June 4-7, 2006 – Port of Spain, Trinidad & Tobago
Structural Styles of Shale-Dominated
Gravity-Driven Thrusting, Southern Atlantic
Margins of Africa and Brazil
Ed Gilbert
International Division, Devon Energy, Houston,
TX
Gravity-driven
thrusts developed in shale-dominated deposystems form proven and potential
hydrocarbon traps along lengthy segments of the southern Atlantic continental
margins; exploration in Nigeria,
Equatorial Guinea,
and Brazil
reveals the considerable variation in structural style.
In the Niger
Delta fold belt (including northern Equatorial Guinea) the structural
style is quite variable. High quality seismic reveals primarily shear-fault-bend
folds, with localized and less common fault-bend and fault-propagation folds.

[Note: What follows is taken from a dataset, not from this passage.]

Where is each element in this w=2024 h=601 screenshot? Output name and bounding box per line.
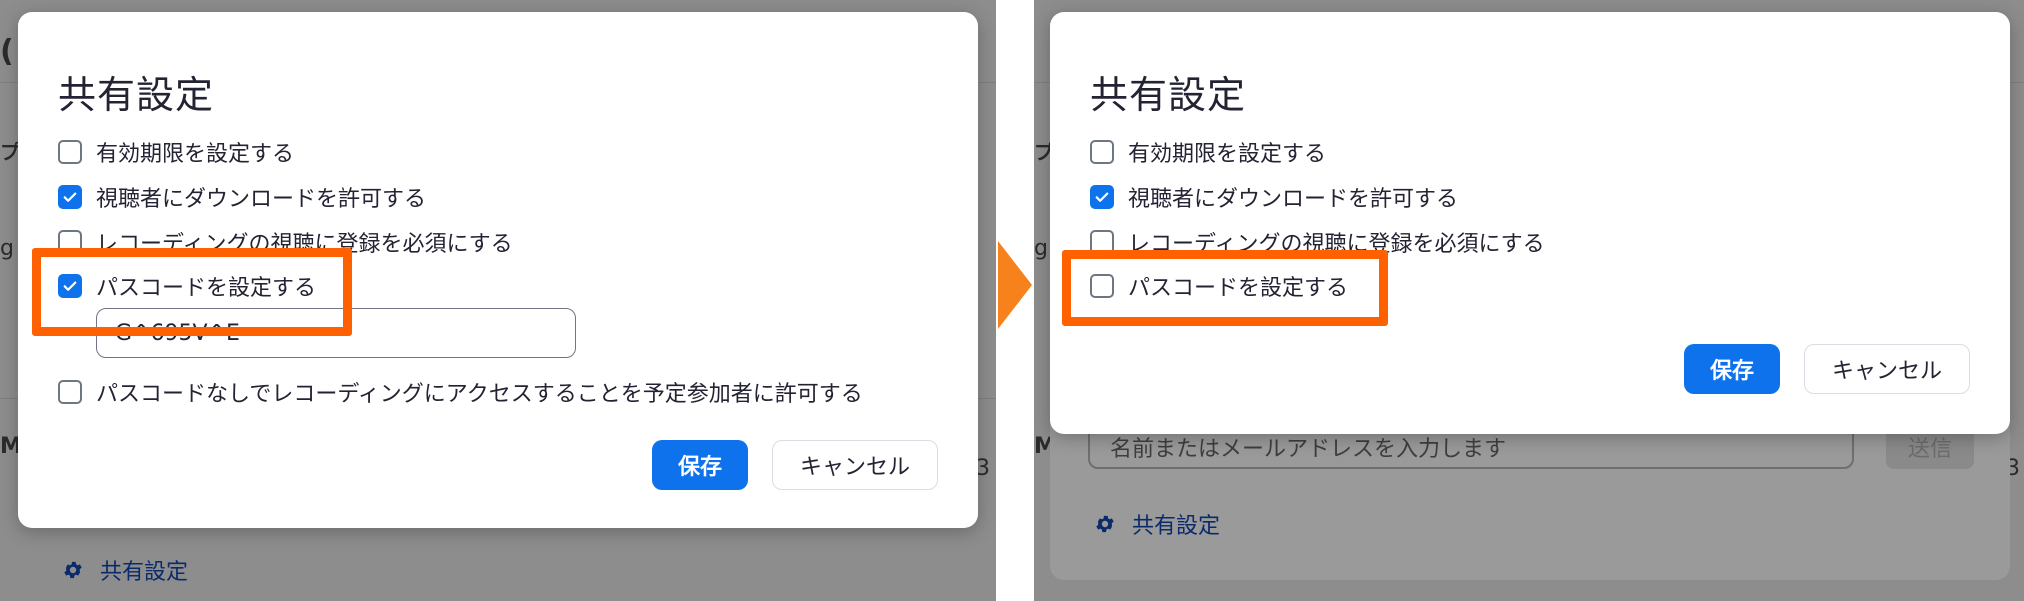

“Plastic shales” are commonly invoked as a mechanism for folding in numerous
structures, but improved seismic imaging and balanced cross-sections of fold
complexes indicate that deep structures are in part duplexes of a mechanically
competent deep (“Akata”) section. Geometric differences implicit in the
formation of true plastic shale masses versus coherent duplex fault blocks
impact the hydrocarbon maturation and expulsion history, and migration pathways
within structures. It is therefore important to discriminate between
fault-cored structures and those produced by true plastic shale deformation.
The Rio Muni segment of Equatorial Guinea and the northern
margin of Brazil
provide examples of true downslope gravity sliding above massive shales. In the
northern Brazilian Barreirinhas Basin, Santonian age thrusts are detached along
discrete stratigraphic horizons, but are mechanically problematical, as the
combined headwall detachment zone and thrust belt is broad (up to 70km) but
thrusting occurs above a very shallow detachment (<1km below water bottom).
Young (Late Miocene to present) thrusting on the Barreirinhas margin occurs
along curved detachment surfaces that do not follow stratigraphic horizons, and
more closely approximates a simple slump model.
In all cases
major sea level falls appear to control the initiation of thrusting, though
once initiated the thrusting continues for prolonged periods.